- Penangguhan Penonaktifan Pasien Kronis: Pemerintah diminta untuk tidak menghentikan status PBI JKN bagi pasien yang terdiagnosis menderita gagal ginjal, jantung, kanker, dan penyakit berat lainnya, meskipun data mereka sedang dalam proses verifikasi atau sinkronisasi ulang.
- Jaminan Pelayanan Rumah Sakit: Rumah sakit di seluruh Indonesia harus diberikan instruksi tegas untuk tetap memberikan pelayanan maksimal kepada pasien yang status BPJS-nya nonaktif akibat pembaruan DTSEN. Pemerintah pusat dan daerah wajib memberikan jaminan bahwa pembiayaan medis tersebut akan ditanggung sementara waktu melalui skema darurat.
- Transparansi Informasi di Tingkat Desa: Penonaktifan massal tanpa notifikasi harus dihentikan. Daftar calon penerima bantuan yang akan dinonaktifkan wajib diumumkan secara terbuka di tingkat RT/RW, desa, atau kelurahan agar masyarakat memiliki waktu untuk melakukan sanggahan atau perbaikan data sebelum layanan mereka benar-benar diputus.
- Validasi Partisipatif: Proses validasi data harus melibatkan tenaga pendamping sosial, pengurus lingkungan (RT/RW), dan Karang Taruna. Mereka adalah pihak yang paling memahami kondisi ekonomi riil warga di lapangan, sehingga proses pencocokan data tidak hanya mengandalkan algoritma komputer tetapi juga realitas faktual.

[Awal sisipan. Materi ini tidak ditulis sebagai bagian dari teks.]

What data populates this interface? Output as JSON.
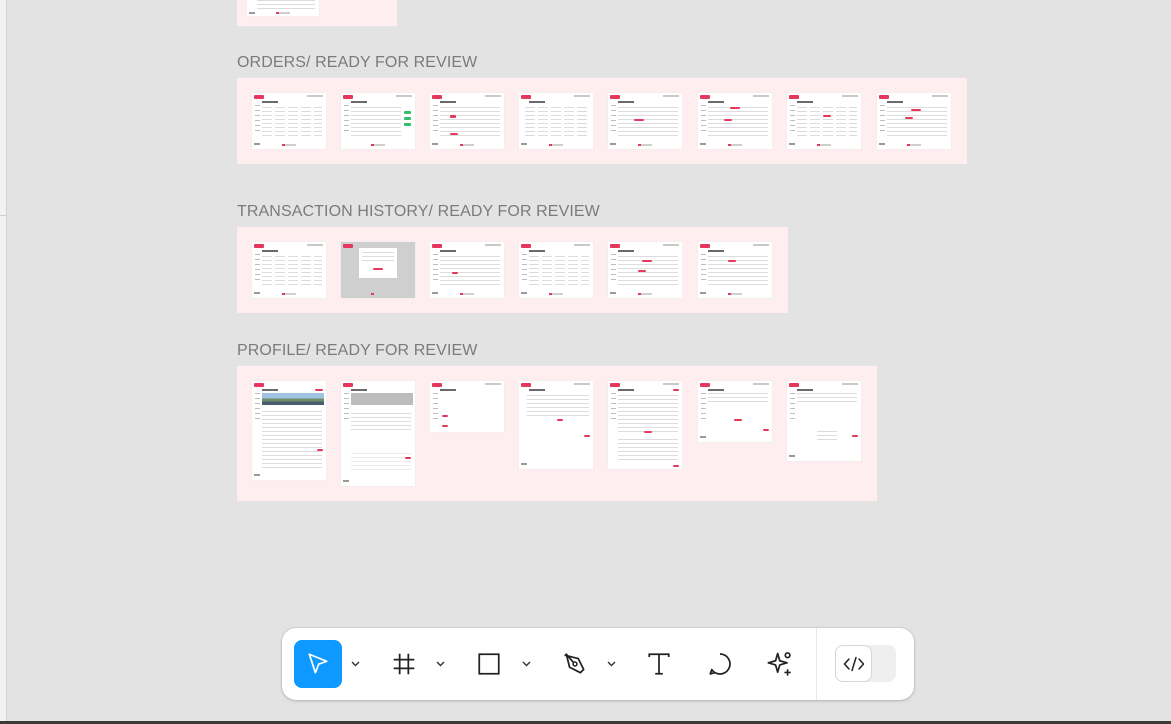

Selain langkah di tingkat pusat, peran Pemerintah Daerah (Pemda) menjadi krusial dalam mengisi kekosongan jaminan selama masa transisi DTSEN. Derta Rohidin mendorong Pemerintah Kota dan Kabupaten untuk mengikuti langkah proaktif yang mulai diupayakan oleh Pemerintah Kota Bengkulu, yaitu dengan menyiapkan skema anggaran darurat melalui APBD. Alokasi dana ini berfungsi sebagai jaring pengaman untuk menanggung biaya pengobatan warga terdampak yang sedang dalam proses reaktivasi data. Sinergi antara Dinas Sosial dan fasilitas kesehatan sangat diperlukan agar pasien tidak perlu bolak-balik mengurus administrasi yang rumit di tengah kondisi fisik yang lemah. Idealnya, proses reaktivasi data dapat difasilitasi langsung oleh petugas di rumah sakit tempat pasien dirawat, sehingga aspek kemanusiaan tetap diutamakan di atas prosedur birokrasi.
Menuju Satu Data Tanpa Menumbalkan Rakyat
Meskipun pembaruan data melalui DTSEN merupakan amanat konstitusi untuk menciptakan efisiensi dan akurasi bantuan sosial, Derta Rohidin menegaskan bahwa tujuan mulia tersebut tidak boleh dicapai dengan cara menelantarkan rakyat. Prinsip Salus Populi Suprema Lex Esto atau keselamatan rakyat adalah hukum tertinggi harus menjadi kompas bagi setiap kebijakan pemerintah. Akurasi data memang penting untuk memastikan bantuan tepat sasaran, namun akurasi tersebut tidak boleh dijadikan senjata untuk memutus akses kesehatan bagi warga yang masih hidup dalam garis kemiskinan. DPR RI berkomitmen untuk terus mengawal proses ini agar sinkronisasi data nasional tidak lagi memicu keresahan sosial atau bahkan tragedi kemanusiaan di masa depan.
Ke depannya, diperlukan sebuah solusi permanen di mana sistem data kemiskinan nasional dapat terintegrasi secara real-time dengan sistem pelayanan kesehatan. Derta mengajak seluruh pemangku kepentingan, mulai dari Kementerian Sosial, Kementerian Kesehatan, BPJS Kesehatan, hingga Pemerintah Daerah untuk duduk bersama dan menyelaraskan langkah. Jangan sampai ada lagi warga negara Indonesia yang harus kehilangan nyawa hanya karena status mereka dinyatakan “nonaktif” di atas kertas, sementara secara faktual mereka sangat membutuhkan uluran tangan negara. Keselamatan setiap nyawa warga negara adalah tolok ukur keberhasilan utama dari setiap kebijakan publik yang diambil oleh pemerintah.